### It’s Not All Black and White

Incredible art piece dances with polarized light

There’s a video in the link with the art, which is a weird combination of kinetic sculpture and optical effects from polarizers. You don’t discern the actual motion of the polarizers, but you see a motional effect from the overlap. Sort of an opto-kinetic sculpture.

One thing:

Polarizers are pieces of plastic made to only allow (or disallow) the transmission of light with certain polarizations. Natural light has a mixture of all different polarizations of light, and so any one of these polarizers only filters out a portion of the light. However, if you stack two with complementary polarizations, such as one that blocks about 50% of light and another that blocks the other 50% of light, then you end up with a totally opaque whole.

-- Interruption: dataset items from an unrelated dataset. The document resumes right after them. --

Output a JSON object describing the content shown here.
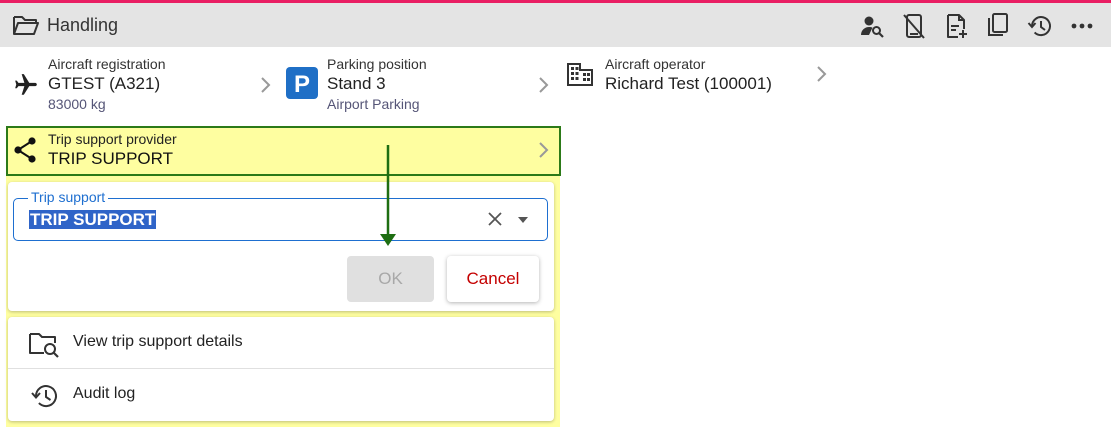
{
  "header": {
    "title": "Handling",
    "folder_icon": "folder-open-icon",
    "actions": [
      {
        "name": "person-search-icon"
      },
      {
        "name": "mobile-off-icon"
      },
      {
        "name": "note-add-icon"
      },
      {
        "name": "copy-icon"
      },
      {
        "name": "history-icon"
      },
      {
        "name": "more-horizontal-icon"
      }
    ]
  },
  "tiles": {
    "aircraft": {
      "label": "Aircraft registration",
      "value": "GTEST (A321)",
      "sub": "83000 kg",
      "icon": "airplane-icon"
    },
    "parking": {
      "label": "Parking position",
      "value": "Stand 3",
      "sub": "Airport Parking",
      "icon": "parking-icon",
      "icon_letter": "P",
      "icon_color": "#1f6fc6"
    },
    "operator": {
      "label": "Aircraft operator",
      "value": "Richard Test (100001)",
      "icon": "building-icon"
    }
  },
  "trip_support_provider": {
    "label": "Trip support provider",
    "value": "TRIP SUPPORT",
    "icon": "share-icon"
  },
  "edit_card": {
    "field_label": "Trip support",
    "field_value": "TRIP SUPPORT",
    "ok_label": "OK",
    "cancel_label": "Cancel"
  },
  "menu": {
    "items": [
      {
        "label": "View trip support details",
        "icon": "folder-search-icon"
      },
      {
        "label": "Audit log",
        "icon": "history-icon"
      }
    ]
  },
  "colors": {
    "accent": "#e91e63",
    "highlight": "#fefea0",
    "outline": "#2c7a18",
    "focus": "#1e6fd0",
    "danger": "#c40000"
  }
}
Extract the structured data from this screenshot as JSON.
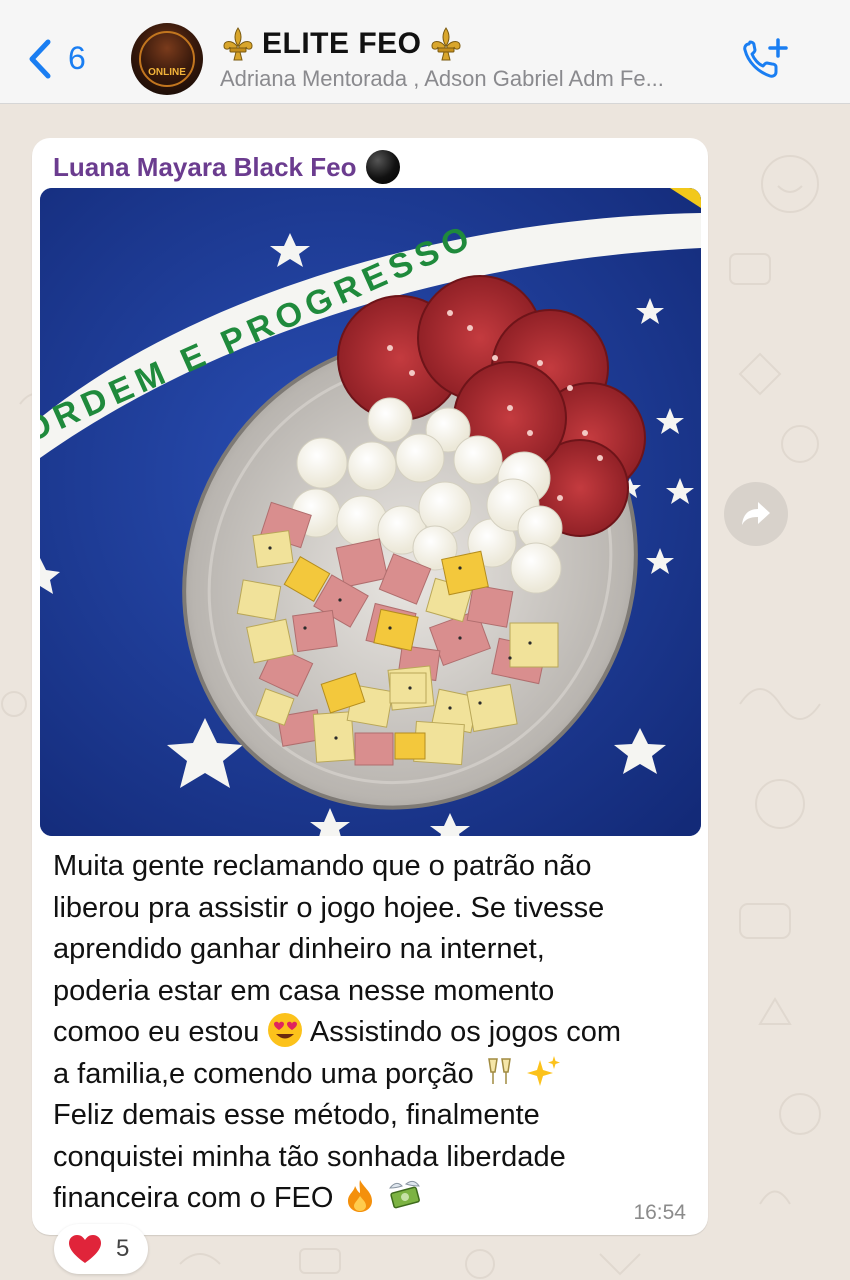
{
  "header": {
    "back_count": "6",
    "title": "ELITE FEO",
    "subtitle": "Adriana Mentorada , Adson Gabriel Adm Fe...",
    "avatar_text": "ONLINE"
  },
  "message": {
    "sender": "Luana Mayara Black Feo",
    "photo_banner_text": "ORDEM E PROGRESSO",
    "lines": [
      "Muita gente reclamando que o patrão não",
      "liberou pra assistir o jogo hojee. Se tivesse",
      "aprendido ganhar dinheiro na internet,",
      "poderia estar em casa nesse momento",
      "comoo eu estou",
      "Assistindo os jogos com",
      "a familia,e  comendo uma porção",
      "Feliz demais esse método, finalmente",
      "conquistei minha tão sonhada liberdade",
      "financeira com o FEO"
    ],
    "time": "16:54",
    "reaction_count": "5"
  },
  "icons": {
    "back": "chevron-left-icon",
    "call_add": "phone-add-icon",
    "forward": "forward-icon",
    "reaction": "heart-icon"
  },
  "colors": {
    "accent": "#1a7ef2",
    "sender": "#6b3c8f",
    "chat_bg": "#ece5dd",
    "bubble_bg": "#ffffff"
  }
}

To quote a phrase: that’s not how this works! That’s not how any of this works! Simple filters don’t add linearly (they multiply — two simple 50% filters would block 75% of the light), and polarizers don’t block half each. What’s actually going on is that one polarizer sets the polarization of the light (filtering the fraction that is cross-polarized), and then the second one blocks more light, both acting according to the Law of Malus

$$I=I_0 \cos^2 \theta$$

All the light is blocked for perpendicular orientations of the polarizers, and at varying levels of light at other angles. Randomly polarized light isn’t blocked by 50% — the transmitted intensity is roughly 75%. You can see single polarizers in the video, and tell they aren’t blocked by half.

The second piece is in color but only has a still shot, so I don’t know if this is color filters or polarization with birefringent materials. I’ve posted static shots of birefringent materials before, both using a static linearly polarized source (LCD); having the background and/or foreground polarization and birefringent material move might make for an interesting display.